Causes Stemming from Visual Pathway Damage
Geometric patterns can also be generated when the visual system is deprived of its normal sensory input, leading to a phenomenon often called the release phenomenon. When the eyes or optic nerve are damaged, the visual cortex, lacking external stimuli, spontaneously generates simple patterns to fill the void. This is prominent in Charles Bonnet Syndrome (CBS), which occurs in people with significant vision loss due to conditions like macular degeneration or cataracts. While CBS is known for complex hallucinations of people or scenes, the initial or simpler stages often involve geometric shapes as the cortex struggles to interpret the reduced input.
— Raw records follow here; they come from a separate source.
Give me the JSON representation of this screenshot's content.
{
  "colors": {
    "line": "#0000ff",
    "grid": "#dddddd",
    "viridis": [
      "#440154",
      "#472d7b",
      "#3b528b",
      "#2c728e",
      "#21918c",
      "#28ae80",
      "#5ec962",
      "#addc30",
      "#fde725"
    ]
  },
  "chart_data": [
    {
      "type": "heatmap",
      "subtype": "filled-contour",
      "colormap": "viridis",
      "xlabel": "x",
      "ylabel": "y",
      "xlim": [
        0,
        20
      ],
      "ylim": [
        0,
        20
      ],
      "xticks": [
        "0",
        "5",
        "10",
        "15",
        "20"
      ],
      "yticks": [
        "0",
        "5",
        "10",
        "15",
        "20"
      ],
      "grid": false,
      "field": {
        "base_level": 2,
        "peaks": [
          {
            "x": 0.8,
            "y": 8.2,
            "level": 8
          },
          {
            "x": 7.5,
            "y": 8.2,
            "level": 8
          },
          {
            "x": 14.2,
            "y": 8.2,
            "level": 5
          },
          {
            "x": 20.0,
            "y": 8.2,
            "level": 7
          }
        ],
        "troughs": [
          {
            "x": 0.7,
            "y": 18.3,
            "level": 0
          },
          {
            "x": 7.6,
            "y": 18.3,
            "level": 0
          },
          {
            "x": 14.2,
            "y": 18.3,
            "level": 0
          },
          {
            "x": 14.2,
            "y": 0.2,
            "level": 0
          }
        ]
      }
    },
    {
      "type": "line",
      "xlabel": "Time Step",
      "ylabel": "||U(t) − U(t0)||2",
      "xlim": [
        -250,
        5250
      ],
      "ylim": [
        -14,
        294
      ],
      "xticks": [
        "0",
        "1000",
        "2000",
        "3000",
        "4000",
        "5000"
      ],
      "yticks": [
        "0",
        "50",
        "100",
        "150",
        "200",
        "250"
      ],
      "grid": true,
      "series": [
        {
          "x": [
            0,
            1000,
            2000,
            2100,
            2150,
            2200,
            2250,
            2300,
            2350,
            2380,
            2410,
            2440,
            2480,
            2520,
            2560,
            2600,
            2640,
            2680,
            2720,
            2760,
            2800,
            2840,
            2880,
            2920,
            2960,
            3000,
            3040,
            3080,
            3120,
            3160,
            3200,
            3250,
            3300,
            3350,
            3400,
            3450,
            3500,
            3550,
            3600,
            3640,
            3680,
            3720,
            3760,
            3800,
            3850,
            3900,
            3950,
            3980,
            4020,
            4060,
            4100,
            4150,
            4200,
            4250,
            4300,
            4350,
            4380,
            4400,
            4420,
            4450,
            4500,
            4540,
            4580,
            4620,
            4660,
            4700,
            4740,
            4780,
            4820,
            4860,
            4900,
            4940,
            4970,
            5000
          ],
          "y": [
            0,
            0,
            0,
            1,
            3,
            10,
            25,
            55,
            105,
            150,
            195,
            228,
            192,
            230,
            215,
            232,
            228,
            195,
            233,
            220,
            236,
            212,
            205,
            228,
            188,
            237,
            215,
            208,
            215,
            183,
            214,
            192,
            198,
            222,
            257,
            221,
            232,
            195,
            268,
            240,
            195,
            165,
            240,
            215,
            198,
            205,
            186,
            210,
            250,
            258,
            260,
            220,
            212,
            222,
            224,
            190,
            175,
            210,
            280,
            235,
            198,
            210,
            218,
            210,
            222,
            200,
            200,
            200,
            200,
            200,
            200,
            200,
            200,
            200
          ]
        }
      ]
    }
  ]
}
Damage to deeper brain structures involved in visual processing, such as the thalamus or lower visual pathways, can also disrupt the flow of information, triggering these release hallucinations. Structural disruption, such as brain lesions or strokes affecting these areas, destabilizes the cortex and provokes geometric forms.
Causes Related to Chemical and Substance Effects
The ingestion of exogenous chemical agents that alter the balance of neurotransmitters is a well-documented cause of geometric hallucinations. Classic psychedelic substances, such as lysergic acid diethylamide (LSD) and psilocybin, act primarily by stimulating the serotonin 5-HT2A receptors, which are highly concentrated in the visual cortex. This chemical over-stimulation destabilizes the neural network, causing it to spontaneously generate the geometric patterns known as form constants. The patterns seen are predictable and dose-dependent, reflecting a consistent pharmacological effect on the visual processing circuitry.
Beyond psychedelics, a range of other chemical imbalances can also trigger these simple visual forms. High fever, certain toxins, or withdrawal from depressant drugs like alcohol (delirium tremens) can severely destabilize cortical function. These conditions create a state of high excitability in the visual cortex, similar to the electrical instability seen in a seizure or migraine aura.
The Neuroscience of Geometric Patterns
The reason that so many different causes produce the same characteristic shapes—tunnels, spirals, and lattices—lies in the fixed architecture of the primary visual cortex (V1). The V1 area is organized retinotopically, meaning that the visual field is mapped onto the cortical surface in an orderly fashion, like a distorted map. This mapping transforms concentric circles and radial lines in the visual field into straight lines on the V1 surface.
Mathematical models of brain activity propose that geometric hallucinations arise when the V1 network becomes unstable and generates standing waves of activity. Since V1 is a highly structured, interconnected sheet of neurons, when it is stimulated non-specifically by a drug or CSD, the activity naturally stabilizes into simple, symmetrical patterns. These stable patterns on the cortical surface, such as stripes or hexagonal arrays of neural firing, are then “seen” as the form constants—the tunnels, spirals, and lattices—when mapped back to the visual field.